A Goldsboro butterfly has found its way to Mexico.

It was a little more than a year ago when Simonne Cato tagged several monarch butterflies in her backyard as part of a national tracking project.

Ms. Cato, director of Keep Wayne County Beautiful, was curious to see where her butterfly would end up. Recently she found out.

The yellow and black insect had gone to the El Rosario butterfly reserve in Mexico.

She said she was "absolutely surprised" to find that her butterfly had made it to the reserve, out of the 75,000 of monarchs tagged each year.

"There are less than 300 of those tagged that actually make it," she said.

Ms. Cato first heard about the Monarch Watch in an environmental education class.

"I thought it would be a neat thing to do," she said. "When I tagged them in October 2003, I thought it would be wonderful if one of mine actually made it."

After some months, Ms. Cato forgot about the tagged butterflies. But a couple of weeks ago she received a call from Mike Dunn, the director at the Museum of Life and Science in Durham.

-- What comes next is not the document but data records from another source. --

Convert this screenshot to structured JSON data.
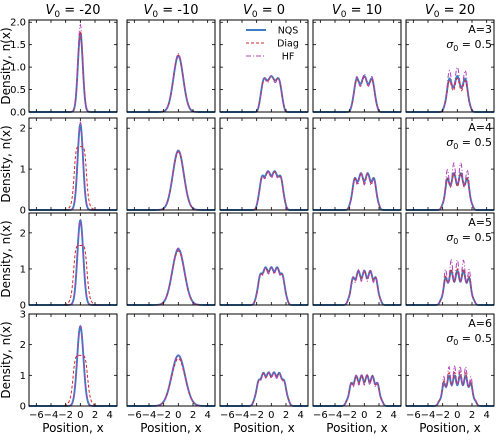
{
  "chart_data": {
    "type": "line",
    "column_titles": [
      "V_0 = -20",
      "V_0 = -10",
      "V_0 = 0",
      "V_0 = 10",
      "V_0 = 20"
    ],
    "column_V0": [
      -20,
      -10,
      0,
      10,
      20
    ],
    "row_A": [
      3,
      4,
      5,
      6
    ],
    "row_annotations": [
      {
        "A_label": "A=3",
        "sigma_label": "σ₀ = 0.5"
      },
      {
        "A_label": "A=4",
        "sigma_label": "σ₀ = 0.5"
      },
      {
        "A_label": "A=5",
        "sigma_label": "σ₀ = 0.5"
      },
      {
        "A_label": "A=6",
        "sigma_label": "σ₀ = 0.5"
      }
    ],
    "ylabel": "Density, n(x)",
    "xlabel": "Position, x",
    "xlim": [
      -7,
      5
    ],
    "xticks": [
      -6,
      -4,
      -2,
      0,
      2,
      4
    ],
    "ylims": [
      [
        0,
        2.05
      ],
      [
        0,
        2.25
      ],
      [
        0,
        2.55
      ],
      [
        0,
        3.0
      ]
    ],
    "yticks": [
      [
        0,
        0.5,
        1.0,
        1.5,
        2.0
      ],
      [
        0,
        1,
        2
      ],
      [
        0,
        1,
        2
      ],
      [
        0,
        1,
        2,
        3
      ]
    ],
    "legend": {
      "location": "upper-right of panel row 1, column 3",
      "entries": [
        {
          "name": "NQS",
          "color": "#3a7fbf",
          "style": "solid"
        },
        {
          "name": "Diag",
          "color": "#d62728",
          "style": "dashed"
        },
        {
          "name": "HF",
          "color": "#b040b8",
          "style": "dashdot"
        }
      ]
    },
    "peak_density_estimates": {
      "NQS": [
        [
          1.75,
          1.25,
          0.8,
          0.8,
          0.8
        ],
        [
          2.1,
          1.45,
          0.95,
          0.9,
          0.9
        ],
        [
          2.35,
          1.55,
          1.05,
          0.95,
          0.95
        ],
        [
          2.6,
          1.65,
          1.1,
          1.0,
          1.0
        ]
      ],
      "Diag": [
        [
          1.8,
          1.27,
          0.8,
          0.78,
          0.75
        ],
        [
          1.55,
          1.42,
          0.93,
          0.88,
          0.9
        ],
        [
          1.65,
          1.5,
          1.03,
          0.95,
          1.0
        ],
        [
          1.65,
          1.55,
          1.08,
          1.0,
          1.1
        ]
      ],
      "HF": [
        [
          1.95,
          1.3,
          0.8,
          0.85,
          1.0
        ],
        [
          2.15,
          1.47,
          0.95,
          0.92,
          1.15
        ],
        [
          2.35,
          1.58,
          1.05,
          0.98,
          1.25
        ],
        [
          2.6,
          1.65,
          1.1,
          1.02,
          1.3
        ]
      ]
    }
  }
}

"It was so out-of-the-blue to hear that one of my butterflies had made it," she said.

Each fall as the southward migration to Mexico occurs, the butterflies are tagged by students, teachers, scientists and anyone who wants to. The tiny tag, which is actually more like a sticker, is put under the right rear wing.

According to the Web site "Monarch Watch," monarchs west of the Rocky Mountains travel to small groves of trees along the California coast, but those east of the Rockyies usually travel to Mexico.

In all the world, no butterflies migrate like the monarchs, say scientists. They travel much farther than all other tropical butterflies, up to 3,000 miles. Their migration is similar to those of birds or whales. But unlike birds and whales, a butterfly makes the round-trip only once.

Monarch Watch says that butterflies are usually solitary, but during their migration they often cluster together at night while moving ever southward.

They can't make the journey if they linger too long because they are cold-blooded and are unable to fly in cold weather.

Fat stored in the abdomen is a critical element of their survival for the winter. It fuels their flight south and must last until the next spring when they begin the flight back north. As they migrate southward, monarchs stop for nectar and they actually gain weight during the trip. Some researchers think that monarchs conserve their "fuel" by gliding on air currents.